26 agosto 2019

#Io e #Albert. Trenta anni fa ho avuto per tre anni il privilegio di fare l’interprete per Albert Sabin quando veniva in Italia. Era stato un incarico informale che come giovane medico avevo accettato con gioia poiché potevo stare a fianco del mio mito. Era accompagnato da sua moglie che lo aiutava in tutto. Un uomo viziato e simpaticamente burbero. In dei momenti timido in altri simpatico istrione. Non era geloso di Salk,  poiché era consapevole che il suo vaccino orale era nettamente superiore. Diceva che la gente credeva lui avesse avuto il Nobel per la medicina e gli facevano sempre i complimenti per il Nobel ma non glielo avevano mai nemmeno proposto e lui quindi, in fondo deluso,  si autodefiniva il Nobel non assegnato più famoso.  Mi ha insegnato un trucco che lui faceva con i bambini e che usai quando ero pediatra.

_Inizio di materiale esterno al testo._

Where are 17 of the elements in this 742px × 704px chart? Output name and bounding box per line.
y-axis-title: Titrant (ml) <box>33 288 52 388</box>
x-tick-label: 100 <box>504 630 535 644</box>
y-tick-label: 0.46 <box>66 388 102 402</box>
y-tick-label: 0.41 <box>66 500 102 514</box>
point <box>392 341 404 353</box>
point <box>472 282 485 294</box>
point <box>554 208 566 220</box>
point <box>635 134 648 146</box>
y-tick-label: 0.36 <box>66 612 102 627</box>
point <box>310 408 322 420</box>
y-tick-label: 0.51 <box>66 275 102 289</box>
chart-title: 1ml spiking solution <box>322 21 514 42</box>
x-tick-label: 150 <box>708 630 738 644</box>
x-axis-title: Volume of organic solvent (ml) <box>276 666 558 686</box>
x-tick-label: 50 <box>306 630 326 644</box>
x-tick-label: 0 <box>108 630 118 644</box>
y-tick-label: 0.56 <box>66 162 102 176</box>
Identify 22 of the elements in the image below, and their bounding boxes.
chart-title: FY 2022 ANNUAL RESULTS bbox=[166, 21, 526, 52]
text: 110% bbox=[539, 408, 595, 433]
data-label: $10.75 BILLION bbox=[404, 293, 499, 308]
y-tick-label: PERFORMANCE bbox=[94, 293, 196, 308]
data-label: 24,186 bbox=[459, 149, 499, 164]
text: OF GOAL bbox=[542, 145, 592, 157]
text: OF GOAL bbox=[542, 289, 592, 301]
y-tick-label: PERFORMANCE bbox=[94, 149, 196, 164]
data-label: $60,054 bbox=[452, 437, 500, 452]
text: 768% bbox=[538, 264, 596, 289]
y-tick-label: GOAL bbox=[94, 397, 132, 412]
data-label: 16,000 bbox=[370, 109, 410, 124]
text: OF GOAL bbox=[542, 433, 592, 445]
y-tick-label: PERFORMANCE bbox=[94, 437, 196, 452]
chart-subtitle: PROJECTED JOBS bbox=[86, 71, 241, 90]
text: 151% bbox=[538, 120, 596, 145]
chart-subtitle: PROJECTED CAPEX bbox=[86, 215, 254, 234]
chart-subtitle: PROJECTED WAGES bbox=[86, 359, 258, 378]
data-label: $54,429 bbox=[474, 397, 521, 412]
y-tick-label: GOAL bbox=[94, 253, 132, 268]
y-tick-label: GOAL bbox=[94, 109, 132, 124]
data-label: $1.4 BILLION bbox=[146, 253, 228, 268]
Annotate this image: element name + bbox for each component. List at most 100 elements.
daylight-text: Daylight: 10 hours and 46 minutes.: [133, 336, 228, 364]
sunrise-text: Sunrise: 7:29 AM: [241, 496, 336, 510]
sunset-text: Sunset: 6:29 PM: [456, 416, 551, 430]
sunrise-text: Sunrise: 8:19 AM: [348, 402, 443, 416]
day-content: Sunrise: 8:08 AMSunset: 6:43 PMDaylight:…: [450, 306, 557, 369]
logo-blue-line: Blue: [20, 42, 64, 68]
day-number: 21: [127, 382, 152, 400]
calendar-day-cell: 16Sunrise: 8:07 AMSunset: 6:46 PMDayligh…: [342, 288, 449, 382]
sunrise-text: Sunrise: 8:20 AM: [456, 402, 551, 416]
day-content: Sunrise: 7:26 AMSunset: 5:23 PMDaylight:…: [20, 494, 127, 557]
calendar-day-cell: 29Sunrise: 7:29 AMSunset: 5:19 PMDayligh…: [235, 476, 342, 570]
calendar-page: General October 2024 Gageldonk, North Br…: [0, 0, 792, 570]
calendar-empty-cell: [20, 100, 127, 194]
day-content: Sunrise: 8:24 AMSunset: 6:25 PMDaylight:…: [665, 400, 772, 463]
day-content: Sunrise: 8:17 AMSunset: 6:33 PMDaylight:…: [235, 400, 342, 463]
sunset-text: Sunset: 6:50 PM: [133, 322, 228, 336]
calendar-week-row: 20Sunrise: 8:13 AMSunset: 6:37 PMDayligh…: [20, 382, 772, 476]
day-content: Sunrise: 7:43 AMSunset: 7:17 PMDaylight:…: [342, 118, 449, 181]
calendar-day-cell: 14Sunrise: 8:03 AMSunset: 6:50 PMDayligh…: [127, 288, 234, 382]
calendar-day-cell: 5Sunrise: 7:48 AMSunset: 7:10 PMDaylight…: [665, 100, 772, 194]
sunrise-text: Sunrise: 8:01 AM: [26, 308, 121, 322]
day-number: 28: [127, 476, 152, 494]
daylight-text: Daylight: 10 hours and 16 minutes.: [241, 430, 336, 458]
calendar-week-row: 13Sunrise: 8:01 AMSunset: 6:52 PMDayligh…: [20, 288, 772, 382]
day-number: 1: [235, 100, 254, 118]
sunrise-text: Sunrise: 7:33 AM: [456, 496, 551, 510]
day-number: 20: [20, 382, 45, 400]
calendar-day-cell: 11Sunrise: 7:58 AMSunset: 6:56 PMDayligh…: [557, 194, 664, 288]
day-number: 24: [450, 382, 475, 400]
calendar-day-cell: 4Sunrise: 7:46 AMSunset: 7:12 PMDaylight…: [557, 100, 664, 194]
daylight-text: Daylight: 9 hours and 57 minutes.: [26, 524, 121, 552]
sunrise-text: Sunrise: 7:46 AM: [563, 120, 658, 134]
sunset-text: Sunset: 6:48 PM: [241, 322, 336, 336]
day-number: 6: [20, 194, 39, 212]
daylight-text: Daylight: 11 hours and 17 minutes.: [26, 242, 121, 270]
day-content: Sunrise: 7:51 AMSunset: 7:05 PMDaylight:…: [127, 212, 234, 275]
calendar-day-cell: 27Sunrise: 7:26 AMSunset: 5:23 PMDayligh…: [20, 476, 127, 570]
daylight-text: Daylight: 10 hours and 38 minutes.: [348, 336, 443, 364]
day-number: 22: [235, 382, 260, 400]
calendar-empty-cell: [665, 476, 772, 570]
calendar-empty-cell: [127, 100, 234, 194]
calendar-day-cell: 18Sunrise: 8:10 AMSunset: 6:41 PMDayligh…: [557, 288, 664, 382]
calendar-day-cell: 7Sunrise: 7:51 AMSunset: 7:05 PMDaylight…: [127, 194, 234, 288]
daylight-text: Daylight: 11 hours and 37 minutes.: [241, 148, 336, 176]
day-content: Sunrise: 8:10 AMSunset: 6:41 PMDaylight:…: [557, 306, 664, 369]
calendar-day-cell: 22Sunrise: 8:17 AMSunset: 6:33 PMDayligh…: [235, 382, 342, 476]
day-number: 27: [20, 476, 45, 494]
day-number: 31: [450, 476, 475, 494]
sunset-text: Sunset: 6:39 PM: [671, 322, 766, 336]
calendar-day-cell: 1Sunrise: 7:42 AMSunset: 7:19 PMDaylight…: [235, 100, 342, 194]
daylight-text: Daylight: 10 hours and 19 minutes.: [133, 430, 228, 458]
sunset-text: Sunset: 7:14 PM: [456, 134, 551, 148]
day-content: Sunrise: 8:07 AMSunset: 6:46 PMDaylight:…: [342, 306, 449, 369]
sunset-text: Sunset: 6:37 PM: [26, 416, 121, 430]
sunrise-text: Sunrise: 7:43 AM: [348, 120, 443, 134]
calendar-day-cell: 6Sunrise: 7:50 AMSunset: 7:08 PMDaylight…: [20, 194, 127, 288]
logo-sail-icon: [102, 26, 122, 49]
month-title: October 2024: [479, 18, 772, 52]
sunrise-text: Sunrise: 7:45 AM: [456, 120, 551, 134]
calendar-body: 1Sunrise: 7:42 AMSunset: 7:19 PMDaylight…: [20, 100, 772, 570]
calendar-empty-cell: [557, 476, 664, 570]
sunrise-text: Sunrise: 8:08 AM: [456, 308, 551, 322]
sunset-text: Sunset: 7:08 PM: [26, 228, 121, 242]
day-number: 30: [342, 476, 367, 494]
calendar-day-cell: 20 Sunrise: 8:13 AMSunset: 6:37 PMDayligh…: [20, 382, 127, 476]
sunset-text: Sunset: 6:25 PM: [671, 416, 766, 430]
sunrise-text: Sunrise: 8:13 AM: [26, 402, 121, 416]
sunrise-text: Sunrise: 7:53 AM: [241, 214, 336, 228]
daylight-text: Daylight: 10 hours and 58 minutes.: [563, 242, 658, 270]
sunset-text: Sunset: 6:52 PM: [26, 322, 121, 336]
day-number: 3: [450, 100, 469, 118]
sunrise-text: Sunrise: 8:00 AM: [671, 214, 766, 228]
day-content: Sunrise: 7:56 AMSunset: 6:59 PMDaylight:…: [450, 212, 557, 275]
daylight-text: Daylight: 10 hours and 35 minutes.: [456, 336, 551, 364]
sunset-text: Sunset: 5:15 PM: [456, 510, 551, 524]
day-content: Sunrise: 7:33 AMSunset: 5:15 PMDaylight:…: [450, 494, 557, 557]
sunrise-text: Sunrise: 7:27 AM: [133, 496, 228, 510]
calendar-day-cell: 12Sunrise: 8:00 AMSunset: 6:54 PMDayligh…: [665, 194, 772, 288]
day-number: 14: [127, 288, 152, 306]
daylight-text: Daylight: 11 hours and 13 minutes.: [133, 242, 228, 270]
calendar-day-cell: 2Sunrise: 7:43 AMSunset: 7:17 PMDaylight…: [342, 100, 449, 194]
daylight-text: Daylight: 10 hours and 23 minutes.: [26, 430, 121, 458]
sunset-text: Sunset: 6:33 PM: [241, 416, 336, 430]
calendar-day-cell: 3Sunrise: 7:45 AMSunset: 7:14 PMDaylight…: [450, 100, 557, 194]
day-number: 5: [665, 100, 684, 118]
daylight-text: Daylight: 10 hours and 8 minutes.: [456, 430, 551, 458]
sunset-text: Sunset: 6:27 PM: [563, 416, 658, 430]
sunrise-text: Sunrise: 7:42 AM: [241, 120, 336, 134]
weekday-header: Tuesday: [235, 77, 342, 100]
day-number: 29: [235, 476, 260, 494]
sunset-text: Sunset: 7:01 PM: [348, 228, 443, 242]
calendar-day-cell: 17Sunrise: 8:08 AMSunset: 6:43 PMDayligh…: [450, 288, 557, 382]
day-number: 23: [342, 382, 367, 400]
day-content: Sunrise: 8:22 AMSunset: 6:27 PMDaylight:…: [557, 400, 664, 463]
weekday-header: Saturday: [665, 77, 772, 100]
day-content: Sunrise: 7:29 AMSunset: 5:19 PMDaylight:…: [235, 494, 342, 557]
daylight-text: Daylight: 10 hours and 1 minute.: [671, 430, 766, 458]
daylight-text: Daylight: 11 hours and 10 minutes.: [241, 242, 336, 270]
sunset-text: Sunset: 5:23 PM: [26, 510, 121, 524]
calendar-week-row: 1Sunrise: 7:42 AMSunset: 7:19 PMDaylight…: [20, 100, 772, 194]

Quando doveva fare una Puntura lombare a un bambino lui mostrava il siringone per lavare le orecchie e diceva ‘se non riesco con questa siringa piccola dovrò usare questa grossa’ . I bambini terrorizzati dal Siringone stavano immobili con la vera siringa!   Lui era meraviglioso con i bambini, tenero, e ho impagabili foto di mia figlia Elena con lui. Mi ha insegnato, nei bellissimi giorni che ho avuto il privilegio di passare con lui,  che ‘ invecchiare non è per codardi’ frase che da allora tengo in me con il suo ricordo. Assieme a questa foto di noi due in piscina!!